Dark green and orange vegetables and fruits appear to be powerful protectors against illness. Spinach, kale, rapini, collard greens, Swiss chard, romaine lettuce, squash, carrots, sweet potatoes, cantaloupe and peaches are good sources of beta-carotene, an antioxidant nutrient that might protect cells from damage caused by harmful free radical molecules. (Free radicals roam the body and damage the genetic material of cells, which may lead to cancer development.) Many also contain folate and vitamin C.

Scientists are learning that there’s more to fruits and vegetables than vitamins, minerals and fiber. They also contain thousands of phytochemicals, naturally occurring compounds that act as antioxidants and natural antibiotics. Experts believe that phytochemicals probably work together with vitamins and minerals in the food.

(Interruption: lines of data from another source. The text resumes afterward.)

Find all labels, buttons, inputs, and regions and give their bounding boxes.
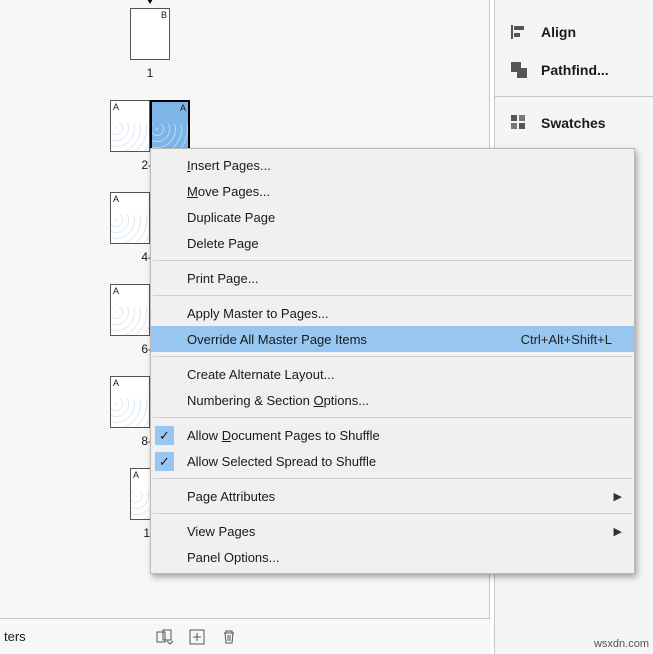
- truncated-label: ters: [4, 629, 26, 644]
- watermark: wsxdn.com: [594, 638, 649, 650]
- menu-label: Duplicate Page: [187, 210, 616, 225]
- menu-label: Insert Pages...: [187, 158, 616, 173]
- page-thumb-1[interactable]: B: [130, 8, 170, 60]
- menu-label: Numbering & Section Options...: [187, 393, 616, 408]
- menu-apply-master[interactable]: Apply Master to Pages...: [151, 300, 634, 326]
- master-letter: A: [113, 286, 119, 296]
- pathfinder-icon: [509, 60, 529, 80]
- master-letter: A: [113, 378, 119, 388]
- menu-shortcut: Ctrl+Alt+Shift+L: [521, 332, 612, 347]
- menu-label: Page Attributes: [187, 489, 616, 504]
- page-thumb-4[interactable]: A: [110, 192, 150, 244]
- submenu-arrow-icon: ▶: [614, 525, 622, 538]
- master-letter: A: [113, 102, 119, 112]
- menu-separator: [153, 356, 632, 357]
- menu-separator: [153, 478, 632, 479]
- menu-duplicate-page[interactable]: Duplicate Page: [151, 204, 634, 230]
- menu-print-page[interactable]: Print Page...: [151, 265, 634, 291]
- page-thumb-8[interactable]: A: [110, 376, 150, 428]
- menu-override-master[interactable]: Override All Master Page Items Ctrl+Alt+…: [151, 326, 634, 352]
- page-thumb-2[interactable]: A: [110, 100, 150, 152]
- menu-insert-pages[interactable]: Insert Pages...: [151, 152, 634, 178]
- page-item-1[interactable]: B 1: [60, 8, 240, 80]
- panel-label: Align: [541, 24, 576, 40]
- page-label: 1: [60, 66, 240, 80]
- menu-label: Print Page...: [187, 271, 616, 286]
- menu-label: Allow Document Pages to Shuffle: [187, 428, 616, 443]
- swatches-icon: [509, 113, 529, 133]
- master-letter: A: [133, 470, 139, 480]
- menu-separator: [153, 295, 632, 296]
- menu-numbering-section-options[interactable]: Numbering & Section Options...: [151, 387, 634, 413]
- master-letter: A: [113, 194, 119, 204]
- menu-label: Allow Selected Spread to Shuffle: [187, 454, 616, 469]
- menu-separator: [153, 417, 632, 418]
- menu-delete-page[interactable]: Delete Page: [151, 230, 634, 256]
- menu-label: Panel Options...: [187, 550, 616, 565]
- new-page-icon[interactable]: [188, 628, 206, 646]
- menu-label: Override All Master Page Items: [187, 332, 521, 347]
- panel-label: Swatches: [541, 115, 606, 131]
- menu-allow-document-shuffle[interactable]: Allow Document Pages to Shuffle: [151, 422, 634, 448]
- panel-label: Pathfind...: [541, 62, 609, 78]
- insertion-marker-icon: [144, 0, 156, 4]
- menu-label: Move Pages...: [187, 184, 616, 199]
- menu-move-pages[interactable]: Move Pages...: [151, 178, 634, 204]
- menu-create-alternate-layout[interactable]: Create Alternate Layout...: [151, 361, 634, 387]
- menu-page-attributes[interactable]: Page Attributes ▶: [151, 483, 634, 509]
- pages-context-menu: Insert Pages... Move Pages... Duplicate …: [150, 148, 635, 574]
- panel-align[interactable]: Align: [495, 14, 653, 50]
- menu-view-pages[interactable]: View Pages ▶: [151, 518, 634, 544]
- panel-swatches[interactable]: Swatches: [495, 105, 653, 141]
- page-thumb-3-selected[interactable]: A: [150, 100, 190, 152]
- pages-panel-footer: ters: [0, 618, 490, 654]
- panel-separator: [495, 96, 653, 97]
- align-icon: [509, 22, 529, 42]
- menu-label: View Pages: [187, 524, 616, 539]
- menu-label: Apply Master to Pages...: [187, 306, 616, 321]
- menu-panel-options[interactable]: Panel Options...: [151, 544, 634, 570]
- delete-page-icon[interactable]: [220, 628, 238, 646]
- menu-label: Delete Page: [187, 236, 616, 251]
- menu-separator: [153, 513, 632, 514]
- menu-label: Create Alternate Layout...: [187, 367, 616, 382]
- menu-allow-selected-shuffle[interactable]: Allow Selected Spread to Shuffle: [151, 448, 634, 474]
- menu-separator: [153, 260, 632, 261]
- edit-page-size-icon[interactable]: [156, 628, 174, 646]
- page-thumb-6[interactable]: A: [110, 284, 150, 336]
- panel-pathfinder[interactable]: Pathfind...: [495, 52, 653, 88]
- master-letter: A: [180, 103, 186, 113]
- master-letter: B: [161, 10, 167, 20]
- submenu-arrow-icon: ▶: [614, 490, 622, 503]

Make sure you get at least five to ten servings of fruits and vegetables each day. Aim for a minimum of three fruits and three vegetables. Here are a few ways to get more “green” into your diet:

Spinach One-half cup (125 ml) of cooked spinach provides your full day’s requirement for vitamin A and offers plenty of folate. Spinach is also an excellent source of vitamin C. One-half cup (125 ml) cooked has more nutrition than 1 cup (250 ml) raw because it contains 2 cups (500 ml) of leaves and heating makes the protein in spinach easier to break down. Steam, braise or stir-fry with a little garlic. Add a splash of balsamic vinegar at the end of cooking.

Kale Just 1 cup (250 ml) of this member of the cabbage family provides more than twice the daily requirements for beta-carotene and vitamin C. Kale is also a good source of calcium and vitamin E, another important antioxidant. Steam or stir-fry this green with other vegetables, or throw kale into soup and simmer. Kale shrinks a lot during cooking; 3 cups (750 ml) raw will give you 1 cup (250 ml) cooked.

Collard greens In addition to plenty of vitamins and minerals, this vegetable contains natural sulfur compounds that may prevent certain cancers. Stir-fry collard greens. Once it’s cooked, add a dash of roasted sesame oil and a handful of cashews.

Beet greens The next time you buy fresh beets, save the greens and eat them, too. The green tops of root vegetables have more nutrition when it comes to vitamins and minerals than the root. These greens are a good source of vitamins A and C, as well as calcium and iron. Prepare them as you would any green.

Swiss chard Here’s another great vegetable that provides calcium, beta-carotene and vitamin C. Use both the leaves and the stalks when cooking, but add the leaves at the end of cooking, as the stalks take longer to soften. Stir-fry Swiss chard with a little olive oil and garlic. Or add lemon juice and Parmesan cheese. It’s also great in pasta with a little olive oil and red pepper flakes.